John Darby is a sophomore from Birmingham, AL majoring in Economics and History and minoring in Spanish. His historical interests include European history and the American frontier. He is a member of Best Buddies, Greek life, and hosts a radio show for WRVU Nashville. In his free time, John likes to read, play tennis, watch movies, and listen to music. He is also an avid baseball fan.
Marshall Eakin is the Chair of the Department of History at Vanderbilt University. He is a historian of Latin America specializing in the history of Brazil. Although his work spans all of Brazilian history, his major publications have concentrated on the processes of nationalism and nation-building, economic and business history, and industrialization—primarily in the twentieth century. The recipient of two Fulbright-Hayes fellowships and grants from the Tinker Foundation, the National Endowment for the Humanities, the British Library, the Tennessee Humanities Council, and the Corporation for National Service, Eakin has been the recipient of numerous teaching and advising awards since he first began teaching at Vanderbilt in 1983.
Thomas Schwartz is a Professor of History at Vanderbilt University. He is a historian of the foreign relations of the United States, with related interests in Modern European history and the history of international relations. He is the author of America’s Germany: John J. McCloy and the Federal Republic of Germany (Harvard, 1991), which was translated into German, Die Atlantik Brücke (Ullstein, 1992). This book received the Stuart Bernath Book Prize of the Society of American Foreign Relations, and the Harry S. Truman Book Award, given by the Truman Presidential Library. Dr. Schwartz has served as President of the Society of Historians of American Foreign Relations. He served on the United States Department of State’s Historical Advisory Committee as the representative of the Organization of American Historians from 2005-2008.

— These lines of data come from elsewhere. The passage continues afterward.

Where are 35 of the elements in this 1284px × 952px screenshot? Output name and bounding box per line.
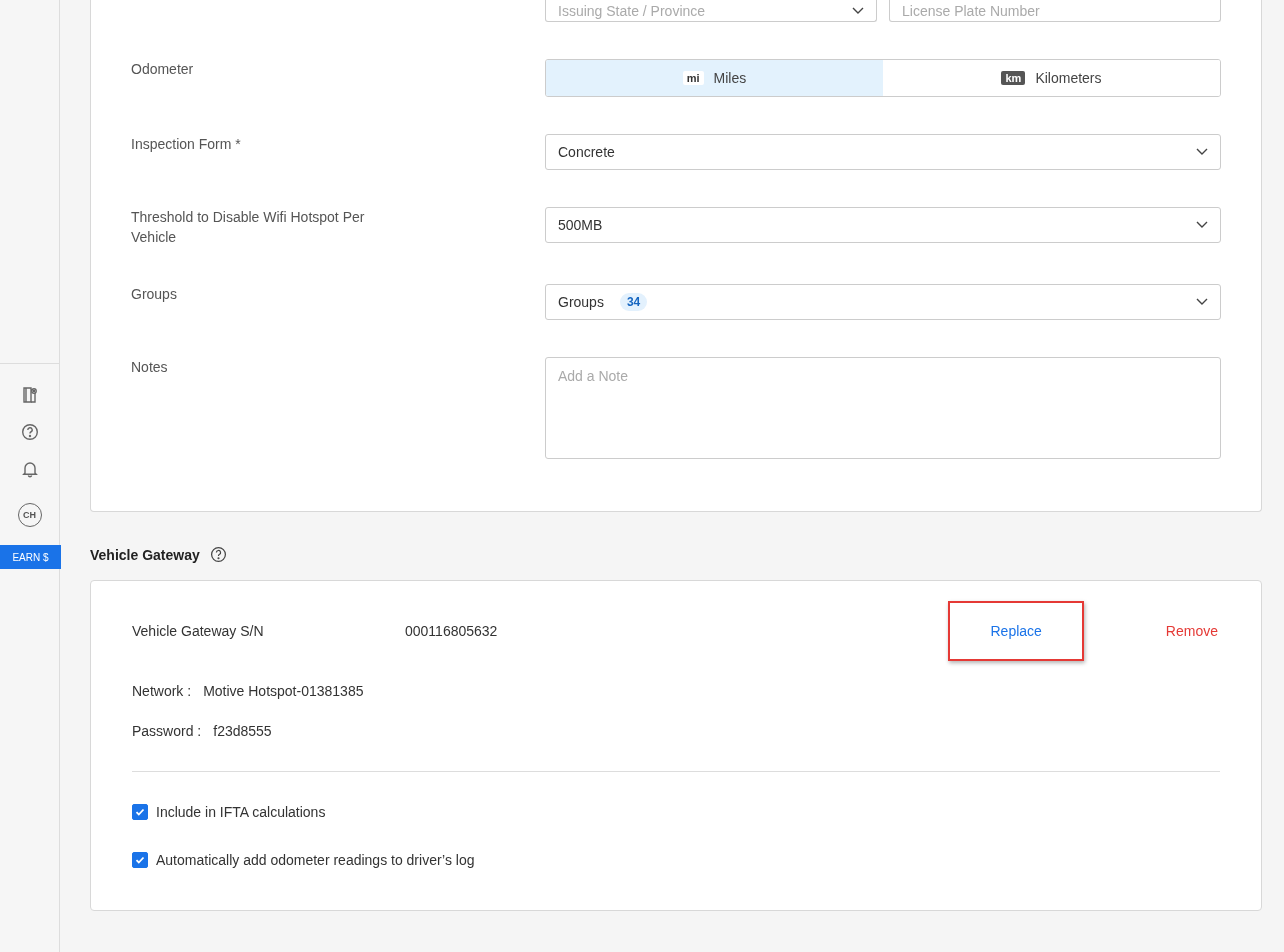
- bell-icon[interactable]: [20, 460, 39, 478]
- earn-button[interactable]: EARN $: [0, 545, 61, 569]
- chevron-down-icon: [1196, 148, 1208, 156]
- remove-link[interactable]: Remove: [1165, 623, 1218, 639]
- field-label: Notes: [131, 358, 169, 377]
- checkbox-label: Include in IFTA calculations: [156, 804, 326, 820]
- chevron-down-icon: [1196, 221, 1208, 229]
- detail-value: f23d8555: [213, 722, 272, 741]
- field-label: Threshold to Disable Wifi Hotspot Per Vehicle: [131, 208, 366, 247]
- dropdown-field[interactable]: Concrete: [545, 134, 1221, 170]
- dropdown-field[interactable]: 500MB: [545, 207, 1221, 243]
- field-label: Odometer: [131, 60, 195, 79]
- check-icon: [134, 854, 146, 866]
- help-icon[interactable]: [20, 423, 39, 441]
- replace-link[interactable]: Replace: [990, 623, 1042, 639]
- map-book-icon[interactable]: [20, 386, 39, 404]
- help-icon[interactable]: [209, 546, 227, 563]
- chevron-down-icon: [1196, 298, 1208, 306]
- detail-label: Password :: [132, 722, 202, 741]
- checkbox[interactable]: [132, 852, 148, 868]
- count-badge: 34: [619, 293, 648, 311]
- notes-field[interactable]: Add a Note: [545, 357, 1221, 459]
- section-title: Vehicle Gateway: [90, 546, 200, 563]
- chevron-down-icon: [852, 6, 864, 15]
- serial-number: 000116805632: [405, 623, 499, 639]
- groups-dropdown[interactable]: Groups 34: [545, 284, 1221, 320]
- detail-value: Motive Hotspot-01381385: [203, 682, 364, 701]
- unit-option[interactable]: mi Miles: [546, 60, 883, 96]
- checkbox-label: Automatically add odometer readings to driver’s log: [156, 852, 475, 868]
- field-label: Inspection Form *: [131, 135, 242, 154]
- serial-label: Vehicle Gateway S/N: [132, 623, 265, 639]
- detail-label: Network :: [132, 682, 192, 701]
- check-icon: [134, 806, 146, 818]
- checkbox[interactable]: [132, 804, 148, 820]
- field-label: Groups: [131, 285, 178, 304]
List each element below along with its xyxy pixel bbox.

Lauren Clay is an Associate Professor of History and serves as the Director of Undergraduate Studies for History at Vanderbilt University. She is a historian of Old Regime and revolutionary France and its empire, with particular interests in urban cultural and civic life and the emergence of a commercially oriented society. Her book Stagestruck: The Business of Theater in Eighteenth-Century France and Its Colonies (Cornell University Press, 2013) examines the establishment of professional public theaters in cities throughout France and the French empire during the pre-revolutionary era. Stagestruck was awarded Honorable Mention for the 2014 Barnard Hewitt Award for Outstanding Research in Theatre History, given by the American Society for Theatre Research and was a named finalist for the 2013 George Freedley Memorial Award, for exceptional scholarship examining live theatre or performance, awarded by the Theatre Library Association.